Rocío Marengo contó cómo está la salud de su hijo Isidro
Rocío Marengo atraviesa uno de los momentos más emocionantes de su vida. El 2025, según contó ella misma, cierra con un sueño cumplido: convertirse en mamá. El nacimiento de Isidro, su primer hijo, significó una enorme alegría familiar y llegó en medio de una etapa cargada de expectativa. Sin embargo, el parto se adelantó unos días y eso generó una situación inesperada que mantuvo en vilo a la mediática y a todo su entorno.
La propia Rocío confirmó en redes sociales que el bebé tuvo que permanecer en observación en el área de Neonatología (NEO), algo que generó preocupación en las primeras horas. Pero con el paso del tiempo, las novedades fueron muy alentadoras, y fue ella quien decidió comunicarlas para transmitir tranquilidad.

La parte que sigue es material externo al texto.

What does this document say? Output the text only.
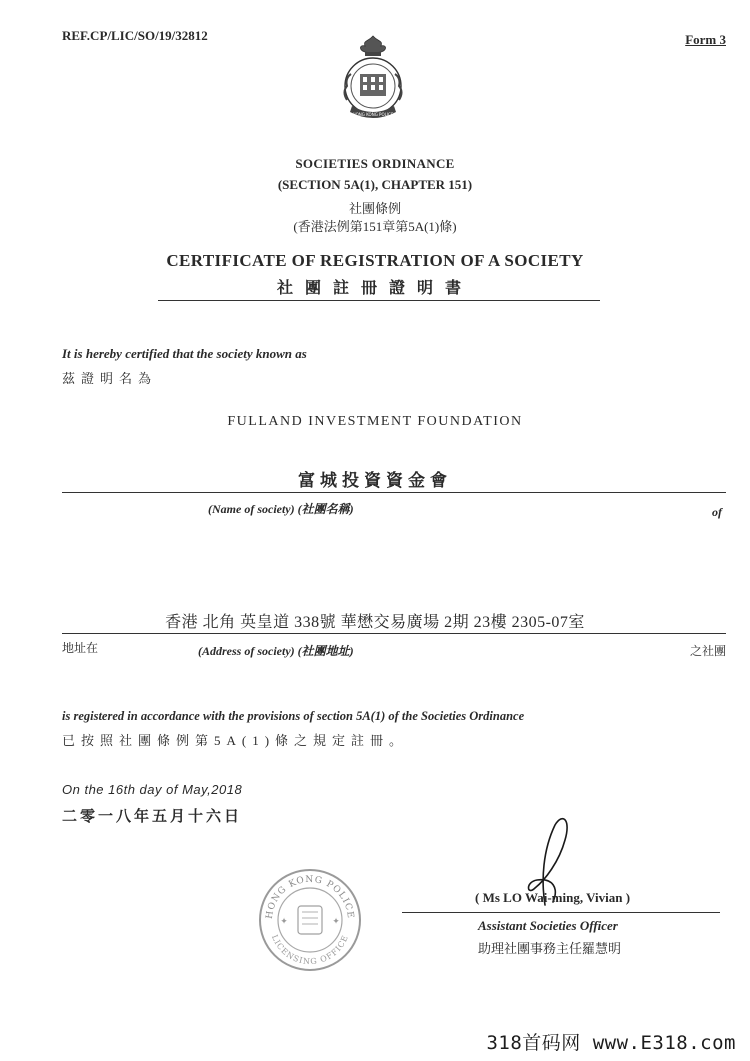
REF.CP/LIC/SO/19/32812	Form 3
HONG KONG POLICE
SOCIETIES ORDINANCE
(SECTION 5A(1), CHAPTER 151)
社團條例
(香港法例第151章第5A(1)條)
CERTIFICATE OF REGISTRATION OF A SOCIETY
社團註冊證明書
It is hereby certified that the society known as
茲證明名為
FULLAND INVESTMENT FOUNDATION
富城投資資金會
(Name of society) (社團名稱)	of
香港 北角 英皇道 338號 華懋交易廣場 2期 23樓 2305-07室
地址在	(Address of society) (社團地址)	之社團
is registered in accordance with the provisions of section 5A(1) of the Societies Ordinance
已按照社團條例第5A(1)條之規定註冊。
On the 16th day of May,2018
二零一八年五月十六日
HONG KONG POLICE
LICENSING OFFICE
✦	✦
( Ms LO Wai-ming, Vivian )
Assistant Societies Officer
助理社團事務主任羅慧明
318首码网 www.E318.com
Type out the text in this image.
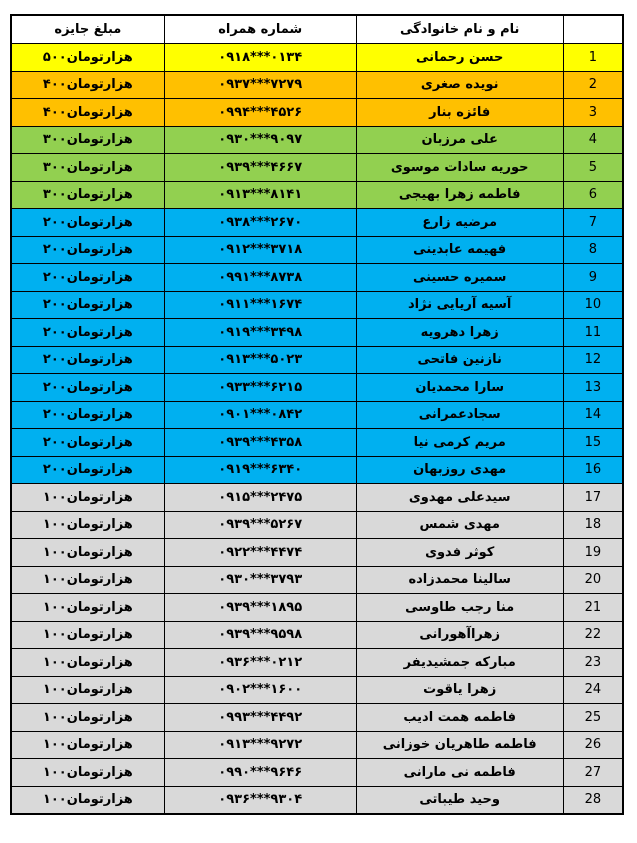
مبلغ جایزه	شماره همراه	نام و نام خانوادگی	
۵۰۰هزارتومان	۰۹۱۸***۰۱۳۴	حسن رحمانی	1
۴۰۰هزارتومان	۰۹۳۷***۷۲۷۹	نویده صغری	2
۴۰۰هزارتومان	۰۹۹۴***۴۵۲۶	فائزه بنار	3
۳۰۰هزارتومان	۰۹۳۰***۹۰۹۷	علی مرزبان	4
۳۰۰هزارتومان	۰۹۳۹***۴۶۶۷	حوریه سادات موسوی	5
۳۰۰هزارتومان	۰۹۱۳***۸۱۴۱	فاطمه زهرا بهیجی	6
۲۰۰هزارتومان	۰۹۳۸***۲۶۷۰	مرضیه زارع	7
۲۰۰هزارتومان	۰۹۱۲***۳۷۱۸	فهیمه عابدینی	8
۲۰۰هزارتومان	۰۹۹۱***۸۷۳۸	سمیره حسینی	9
۲۰۰هزارتومان	۰۹۱۱***۱۶۷۴	آسیه آریایی نژاد	10
۲۰۰هزارتومان	۰۹۱۹***۳۴۹۸	زهرا دهرویه	11
۲۰۰هزارتومان	۰۹۱۳***۵۰۲۳	نازنین فاتحی	12
۲۰۰هزارتومان	۰۹۳۳***۶۲۱۵	سارا محمدیان	13
۲۰۰هزارتومان	۰۹۰۱***۰۸۴۲	سجادعمرانی	14
۲۰۰هزارتومان	۰۹۳۹***۴۳۵۸	مریم کرمی نیا	15
۲۰۰هزارتومان	۰۹۱۹***۶۳۴۰	مهدی روزبهان	16
۱۰۰هزارتومان	۰۹۱۵***۲۴۷۵	سیدعلی مهدوی	17
۱۰۰هزارتومان	۰۹۳۹***۵۲۶۷	مهدی شمس	18
۱۰۰هزارتومان	۰۹۲۲***۴۴۷۴	کوثر فدوی	19
۱۰۰هزارتومان	۰۹۳۰***۳۷۹۳	سالینا محمدزاده	20
۱۰۰هزارتومان	۰۹۳۹***۱۸۹۵	منا رجب طاوسی	21
۱۰۰هزارتومان	۰۹۳۹***۹۵۹۸	زهراآهورانی	22
۱۰۰هزارتومان	۰۹۳۶***۰۲۱۲	مبارکه جمشیدیفر	23
۱۰۰هزارتومان	۰۹۰۲***۱۶۰۰	زهرا یاقوت	24
۱۰۰هزارتومان	۰۹۹۳***۴۴۹۲	فاطمه همت ادیب	25
۱۰۰هزارتومان	۰۹۱۳***۹۲۷۲	فاطمه طاهریان خوزانی	26
۱۰۰هزارتومان	۰۹۹۰***۹۶۴۶	فاطمه نی مارانی	27
۱۰۰هزارتومان	۰۹۳۶***۹۳۰۴	وحید طیباتی	28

A través de su cuenta oficial, Marengo expresó su enorme alivio al contar que “Isidro pasó de Neo 1 a Neo 3”, mostrando que su evolución es cada vez más favorable. “Las amo amigas, gracias por estar”, escribió rodeada de emoción y gratitud, evidenciando el apoyo que recibió durante estos días tan intensos.

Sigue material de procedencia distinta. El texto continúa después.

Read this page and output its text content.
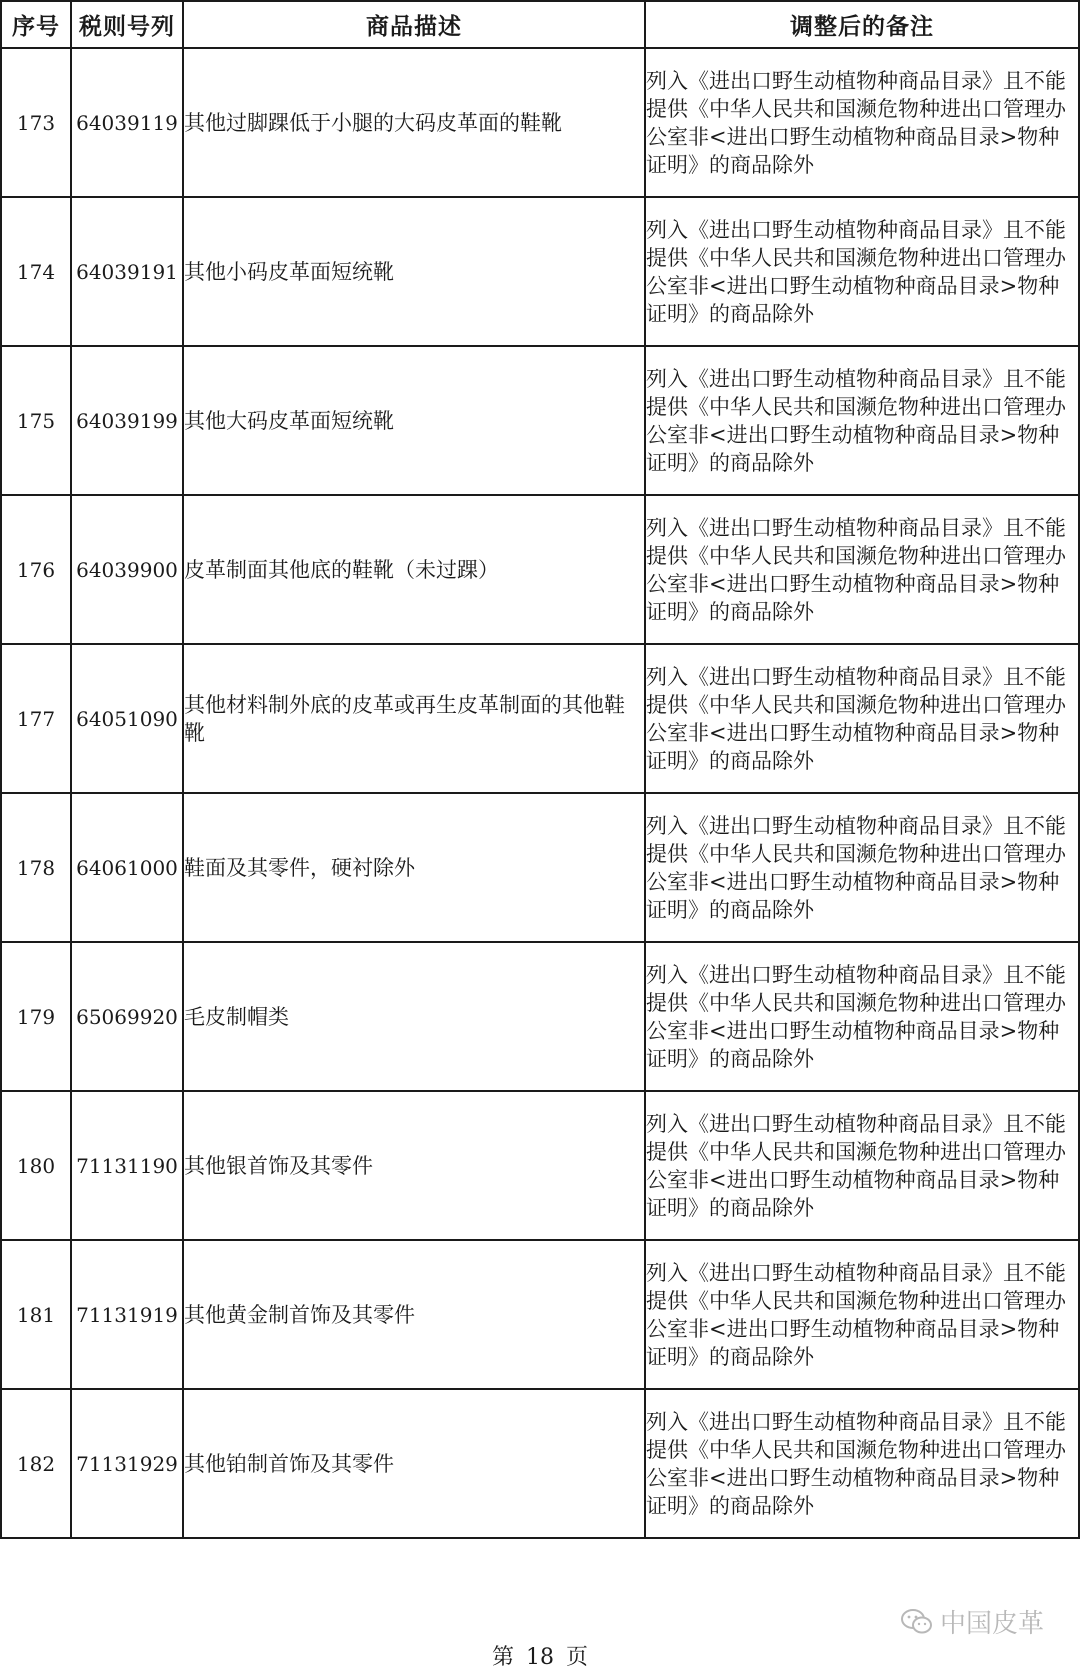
序号	税则号列	商品描述	调整后的备注
173	64039119	其他过脚踝低于小腿的大码皮革面的鞋靴	列入《进出口野生动植物种商品目录》且不能提供《中华人民共和国濒危物种进出口管理办公室非<进出口野生动植物种商品目录>物种证明》的商品除外
174	64039191	其他小码皮革面短统靴	列入《进出口野生动植物种商品目录》且不能提供《中华人民共和国濒危物种进出口管理办公室非<进出口野生动植物种商品目录>物种证明》的商品除外
175	64039199	其他大码皮革面短统靴	列入《进出口野生动植物种商品目录》且不能提供《中华人民共和国濒危物种进出口管理办公室非<进出口野生动植物种商品目录>物种证明》的商品除外
176	64039900	皮革制面其他底的鞋靴（未过踝）	列入《进出口野生动植物种商品目录》且不能提供《中华人民共和国濒危物种进出口管理办公室非<进出口野生动植物种商品目录>物种证明》的商品除外
177	64051090	其他材料制外底的皮革或再生皮革制面的其他鞋靴	列入《进出口野生动植物种商品目录》且不能提供《中华人民共和国濒危物种进出口管理办公室非<进出口野生动植物种商品目录>物种证明》的商品除外
178	64061000	鞋面及其零件，硬衬除外	列入《进出口野生动植物种商品目录》且不能提供《中华人民共和国濒危物种进出口管理办公室非<进出口野生动植物种商品目录>物种证明》的商品除外
179	65069920	毛皮制帽类	列入《进出口野生动植物种商品目录》且不能提供《中华人民共和国濒危物种进出口管理办公室非<进出口野生动植物种商品目录>物种证明》的商品除外
180	71131190	其他银首饰及其零件	列入《进出口野生动植物种商品目录》且不能提供《中华人民共和国濒危物种进出口管理办公室非<进出口野生动植物种商品目录>物种证明》的商品除外
181	71131919	其他黄金制首饰及其零件	列入《进出口野生动植物种商品目录》且不能提供《中华人民共和国濒危物种进出口管理办公室非<进出口野生动植物种商品目录>物种证明》的商品除外
182	71131929	其他铂制首饰及其零件	列入《进出口野生动植物种商品目录》且不能提供《中华人民共和国濒危物种进出口管理办公室非<进出口野生动植物种商品目录>物种证明》的商品除外
中国皮革
第 18 页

De acuerdo con lo que compartió, el bebé podría volver a casa muy pronto, algo que la familia espera con ansias. En una de las historias, su hermana —que todavía no conoció personalmente al pequeño— le envió un mensaje directo: “¡Vamos Isi! Te estamos esperando para darte miles de besos”, dejando en claro que todo el entorno vive este momento con enorme expectativa.

Además, Rocío decidió sincerarse sobre cómo fue ese instante previo a la cesárea, cuando le comunicaron que debían adelantar el nacimiento. “Tenía la cesárea programada. Me hicieron estudios y me dijeron: ‘hay que sacarlo’”, relató, recordando el susto justo antes de entrar al quirófano.
Según detalló, llamó a Edu, su pareja, quien llegó apenas a tiempo para acompañarla. “Parecía que no llegaba”, confesó, recordando esa situación límite que terminó en alivio. Finalmente, cuando Isidro nació, todo fue emoción: “Salió de la panza, empezó a llorar y a moverse… lo pusieron en mi pecho y se calmó al toque”.
El pequeño llegó al mundo a las 10 de la mañana y pesó 2,480 kilos, un dato que Marengo compartió orgullosa. Con el correr de las horas, la recuperación siguió su curso y hoy la familia piensa en el regreso al hogar, disfrutando cada minuto de esta etapa que recién empieza.
Una noticia llena de esperanza que devuelve una sonrisa a Rocío y a todos los que siguieron de cerca este deseo convertido en realidad.